Wheat comes in from the Gavilon storage silos to the cleaning house, which features a wide range of Bühler equipment, including separators, scourers, aspirators, destoners and color sorters. From there, it moves to the milling section where it passes through Bühler roller mills, including four double high stands, purifiers, and sifters, including a rebolt sifter right before flour storage. Before being moved from the storage area, it passes through another rebolt sifter on its way to truck, rail or packaging.
“We can loadout into railcars now,” Hole noted. “We couldn’t do that before.
“The new packaging system installed by Premier Tech can package a variety of bag sizes between 25 and 50 pounds.”
Bags are then stored in the new 25,000-square-foot warehouse, which was constructed with eight dock doors.
With the nation’s second largest Hispanic population, behind only New Mexico, demand for tortilla flour continues to grow at Miller Milling’s Saginaw plant. Hole added that demand is growing across all product lines.
“We’ve seen growth in all of our flour products, not just in one category,” he said.
Hole said Miller Milling had to expand its staff after the expansion due to the size and complexity of the mill.
“There were a few positions added to operate the mill and loadout product,” he said.
Nisshin’s influence
Nisshin Seifun Group, which acquired Miller Milling in 2012, sent several executives from its Tokyo headquarters to the grand opening of the Saginaw mill, including Takao Yamada, president of Nisshin Flour Milling Inc.

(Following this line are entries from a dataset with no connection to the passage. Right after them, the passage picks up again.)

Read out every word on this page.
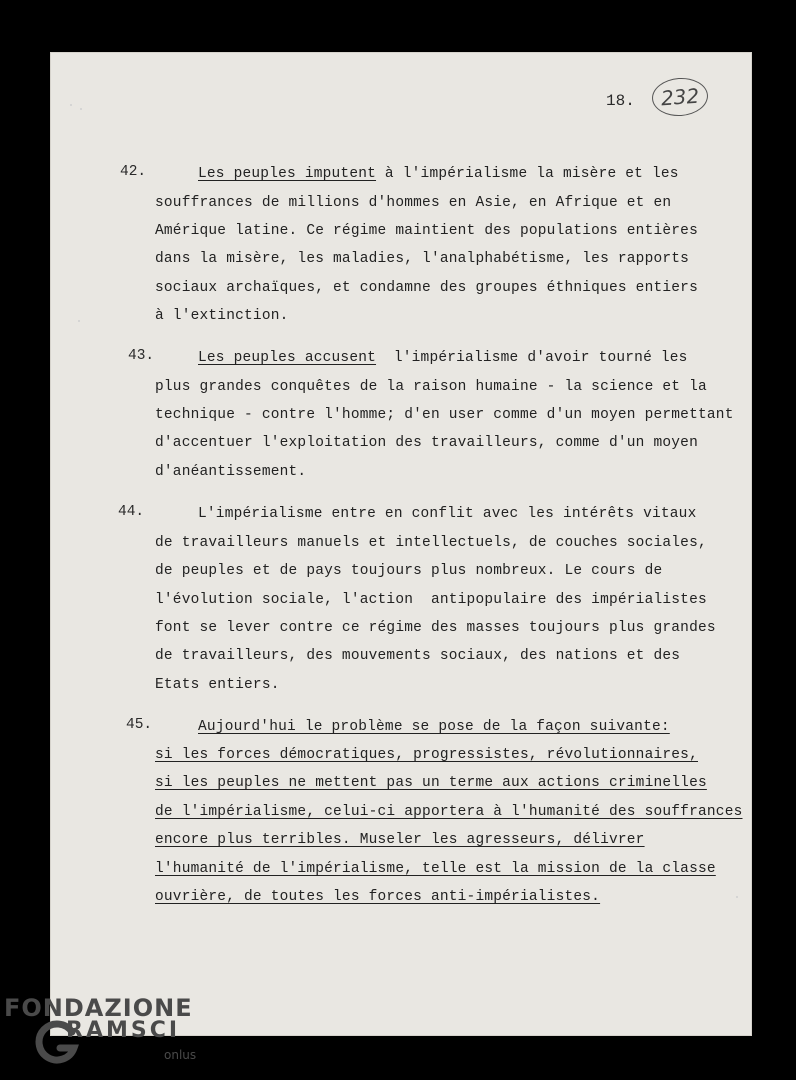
18.	232
42.	Les peuples imputent à l'impérialisme la misère et les
souffrances de millions d'hommes en Asie, en Afrique et en
Amérique latine. Ce régime maintient des populations entières
dans la misère, les maladies, l'analphabétisme, les rapports
sociaux archaïques, et condamne des groupes éthniques entiers
à l'extinction.
43.	Les peuples accusent  l'impérialisme d'avoir tourné les
plus grandes conquêtes de la raison humaine - la science et la
technique - contre l'homme; d'en user comme d'un moyen permettant
d'accentuer l'exploitation des travailleurs, comme d'un moyen
d'anéantissement.
44.	L'impérialisme entre en conflit avec les intérêts vitaux
de travailleurs manuels et intellectuels, de couches sociales,
de peuples et de pays toujours plus nombreux. Le cours de
l'évolution sociale, l'action  antipopulaire des impérialistes
font se lever contre ce régime des masses toujours plus grandes
de travailleurs, des mouvements sociaux, des nations et des
Etats entiers.
45.	Aujourd'hui le problème se pose de la façon suivante:
si les forces démocratiques, progressistes, révolutionnaires,
si les peuples ne mettent pas un terme aux actions criminelles
de l'impérialisme, celui-ci apportera à l'humanité des souffrances
encore plus terribles. Museler les agresseurs, délivrer
l'humanité de l'impérialisme, telle est la mission de la classe
ouvrière, de toutes les forces anti-impérialistes.
FONDAZIONE
RAMSCI
onlus
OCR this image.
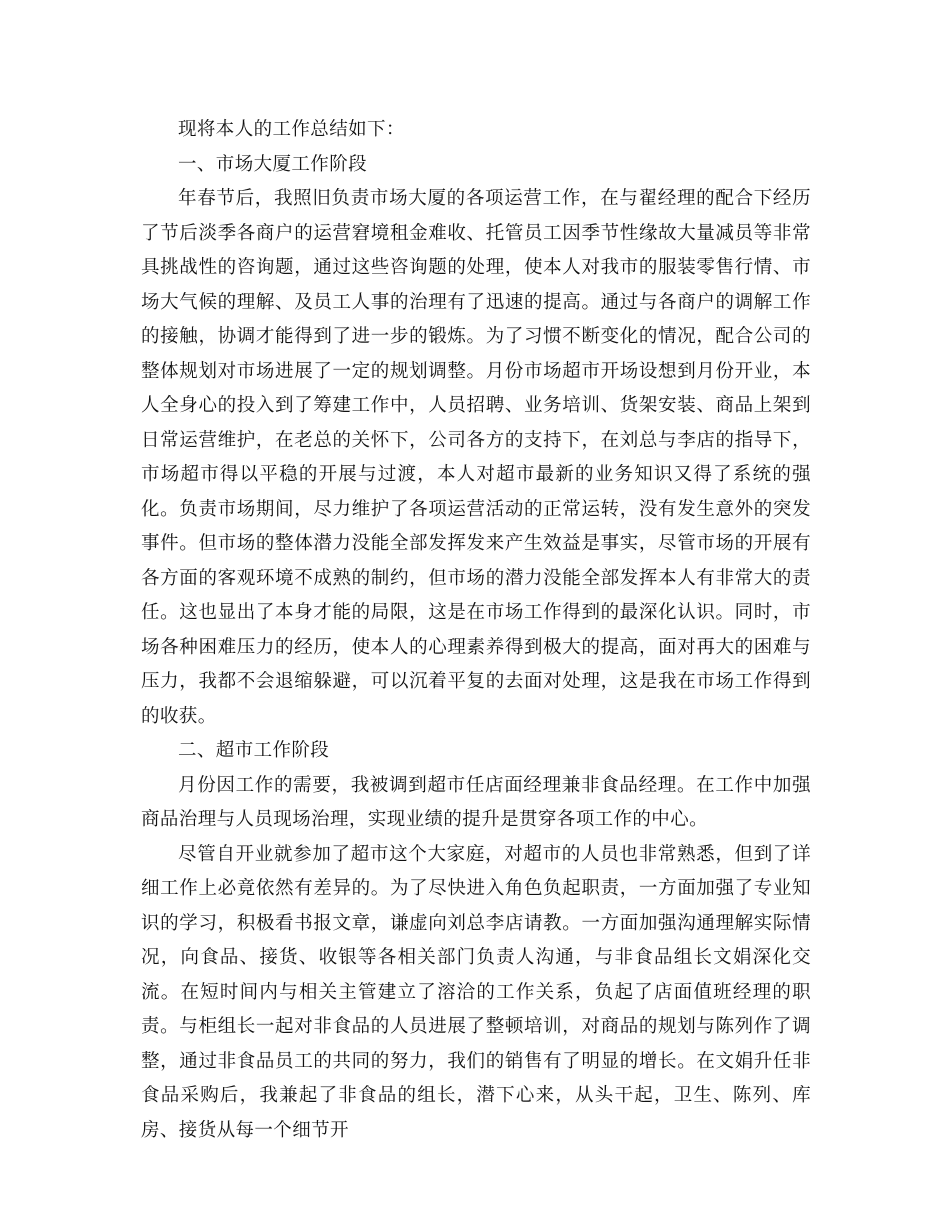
现将本人的工作总结如下：

一、市场大厦工作阶段

年春节后，我照旧负责市场大厦的各项运营工作，在与翟经理的配合下经历了节后淡季各商户的运营窘境租金难收、托管员工因季节性缘故大量减员等非常具挑战性的咨询题，通过这些咨询题的处理，使本人对我市的服装零售行情、市场大气候的理解、及员工人事的治理有了迅速的提高。通过与各商户的调解工作的接触，协调才能得到了进一步的锻炼。为了习惯不断变化的情况，配合公司的整体规划对市场进展了一定的规划调整。月份市场超市开场设想到月份开业，本人全身心的投入到了筹建工作中，人员招聘、业务培训、货架安装、商品上架到日常运营维护，在老总的关怀下，公司各方的支持下，在刘总与李店的指导下，市场超市得以平稳的开展与过渡，本人对超市最新的业务知识又得了系统的强化。负责市场期间，尽力维护了各项运营活动的正常运转，没有发生意外的突发事件。但市场的整体潜力没能全部发挥发来产生效益是事实，尽管市场的开展有各方面的客观环境不成熟的制约，但市场的潜力没能全部发挥本人有非常大的责任。这也显出了本身才能的局限，这是在市场工作得到的最深化认识。同时，市场各种困难压力的经历，使本人的心理素养得到极大的提高，面对再大的困难与压力，我都不会退缩躲避，可以沉着平复的去面对处理，这是我在市场工作得到的收获。

二、超市工作阶段

月份因工作的需要，我被调到超市任店面经理兼非食品经理。在工作中加强商品治理与人员现场治理，实现业绩的提升是贯穿各项工作的中心。

尽管自开业就参加了超市这个大家庭，对超市的人员也非常熟悉，但到了详细工作上必竟依然有差异的。为了尽快进入角色负起职责，一方面加强了专业知识的学习，积极看书报文章，谦虚向刘总李店请教。一方面加强沟通理解实际情况，向食品、接货、收银等各相关部门负责人沟通，与非食品组长文娟深化交流。在短时间内与相关主管建立了溶洽的工作关系，负起了店面值班经理的职责。与柜组长一起对非食品的人员进展了整顿培训，对商品的规划与陈列作了调整，通过非食品员工的共同的努力，我们的销售有了明显的增长。在文娟升任非食品采购后，我兼起了非食品的组长，潜下心来，从头干起，卫生、陈列、库房、接货从每一个细节开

Yamada praised the company employees as well as the contractors and equipment suppliers for their teamwork in bringing the project to fruition.
“They were able to complete construction of the new milling unit without any major issues,” Yamada said.
Hole said the parent company has showed unwavering support not only during the expansion project in Saginaw, but in all of Miller Milling’s initiatives over the past seven years.
“We share the common goal of being the No. 1 flour milling company in the world,” Hole said. “There are a lot of resources that we have been able to gain from Japan, and a lot of technology and human resources as well as far as technical knowledge goes. It’s really been a wonderful marriage.”
Nisshin, which began expanding outside of Japan in the 1980s, also has its footprint in North America as the parent company of Rogers Foods, based in Canada. It also has made acquisitions, start-ups and joint ventures in Thailand, China, India, Indonesia, New Zealand and Vietnam.
Established in 1985, Miller Milling for many years specialized in durum milling before expanding into hard wheat in 1998.
After being acquired by Nisshin, Miller Milling went from operating two U.S. flour mills (in Winchester and Fresno, California) to six when in 2014 it acquired four mills divested as part of the creation of Ardent Mills LLC. In addition to Saginaw, the divested mills are located in Commerce and Oakland, California; and New Prague, Minnesota.
With the Saginaw expansion, Miller Milling’s overall daily production capacity has expanded to 104,600 cwts, which ranks fourth in the United States behind Ardent Mills, ADM Milling and Grain Craft.